Maintaining financial health after bankruptcy is an important goal for many people. In fact, that is what the process is all about. Contrary to popular belief, bankruptcy is not a sign that someone has gone broke or has failed in any way. It is a commitment to and an opportunity for a more stable financial lifestyle. 

The first step on this journey towards financial health and independence is often maintaining the requirements of the bankruptcy process. This is especially important for those who file Chapter 13 bankruptcy. 

Keeping on track 

As explained on FindLaw, Chapter 13 is a type of bankruptcy that allows people with unmanageable debt to create a payment plan that aims to resolve what they owe over a period of three to five years. For those who file under Chapter 7 liquidation bankruptcy, relief in the form of discharge of debt is often more immediate. 

Breaking the pattern 

Going forward, many people choose to maintain the lifestyle that depends in which they depend less on credit cards. Luckily, there is a great deal of advice on how to do this online. 

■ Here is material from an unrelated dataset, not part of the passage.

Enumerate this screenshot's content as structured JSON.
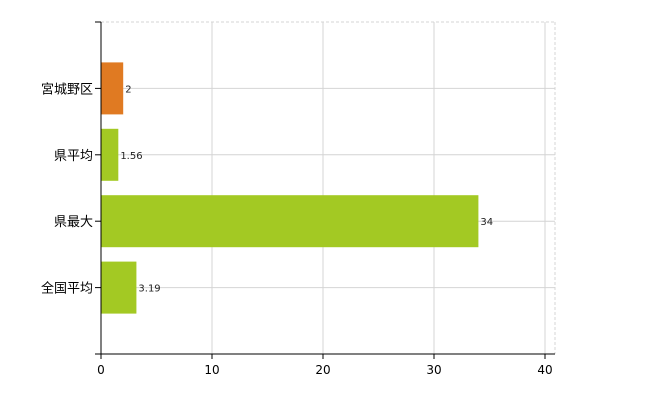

Personal finance pundit Dave Ramsey, for example, suggests taking a behavioral approach by paying off the smallest debts first. This theoretically allows for the satisfaction of accomplishing small goals while working towards financial independence. This type of reward could be useful incentive to act quickly, should debt begin to accrue again post-bankruptcy. 

There are many schools of thought when it comes to breaking the cycle of debt. Like many things, it is usually best to look at the reality of the situation first, and then to determine which options are most likely to be effective.